An NMR Resource for Structural and Dynamic Simulations of Membranes

Abstract

Computational methods are powerful in capturing the results of experimental studies in terms of force fields that both explain and predict biological structures [1]. Validation of molecular simulations requires comparison with experimental data to test and confirm computational predictions. Here we report a comprehensive database of NMR results for membrane phospholipids with interpretations intended to be accessible by non-NMR specialists. Experimental 13C and 2H NMR segmental order parameters and spin-lattice relaxation times are summarized in convenient tabular form for different lipid head group types, length and degree of acyl unsaturation, and the presence of additives such as detergents and cholesterol. Segmental order parameters give direct information about bilayer structural properties, including the area per lipid and volumetric hydrocarbon thickness [2]. In addition, relaxation rates provide complementary information about molecular dynamics [3]. Particular attention is paid to the magnetic field dependence of NMR relaxation rates in terms of various simplified power laws. Model-free reduction of relaxation studies in terms of a power-law formalism shows relaxation rates for saturated phosphatidylcholines follow a single dispersive trend within the MHz regime. We show how analytical models can guide the continued development of atomistic and coarse-grained force fields. Interpretations suggest that lipid diffusion and collective order fluctuations are implicitly governed by viscoelasticity of the liquid-crystalline ensemble.
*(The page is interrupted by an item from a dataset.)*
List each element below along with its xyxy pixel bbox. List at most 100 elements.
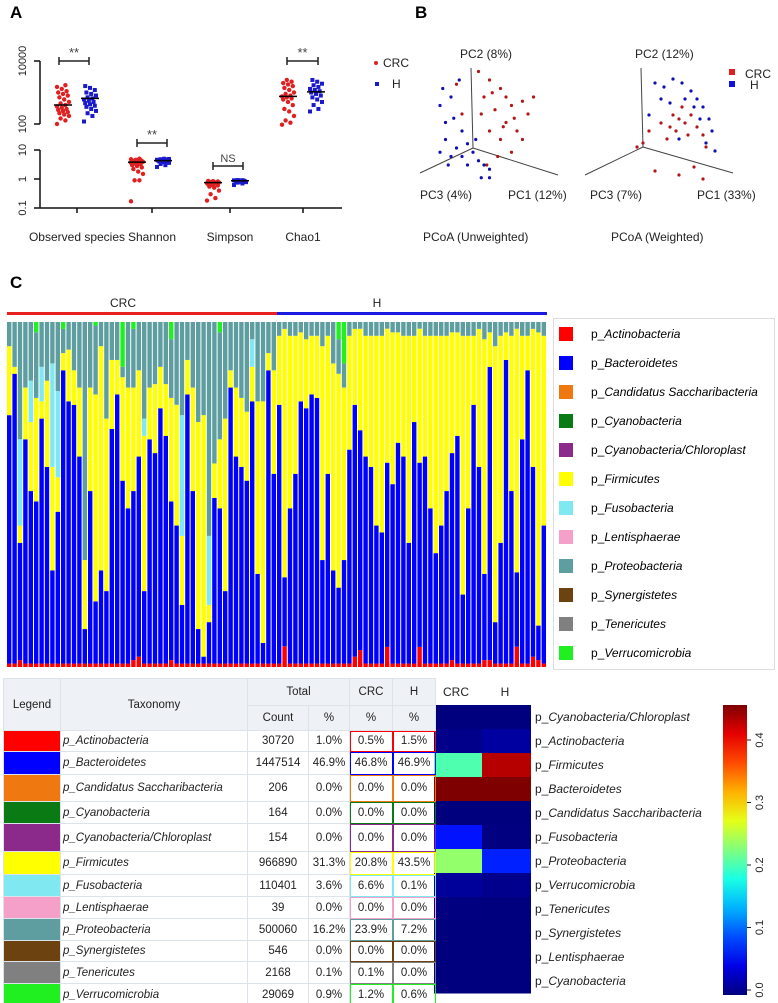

Collective bilayer excitations are emergent over mesoscopic length scales falling between the molecular and bilayer dimensions, and are important for lipid organization and lipid-protein interactions. Future conceptual advances and theoretical reductions will foster understanding of biomembrane structural dynamics through a synergy of NMR measurements and molecular simulations. [1] R.W. Pastor et al. (2002) Acc. Chem. Res.35, 438-446. [2] H.I. Petrache et al. (2000) Biophys. J.79, 3172-3192. [3] M.F. Brown in Biological Membranes (1996) Birkhäuser, Basel, pp. 175-252.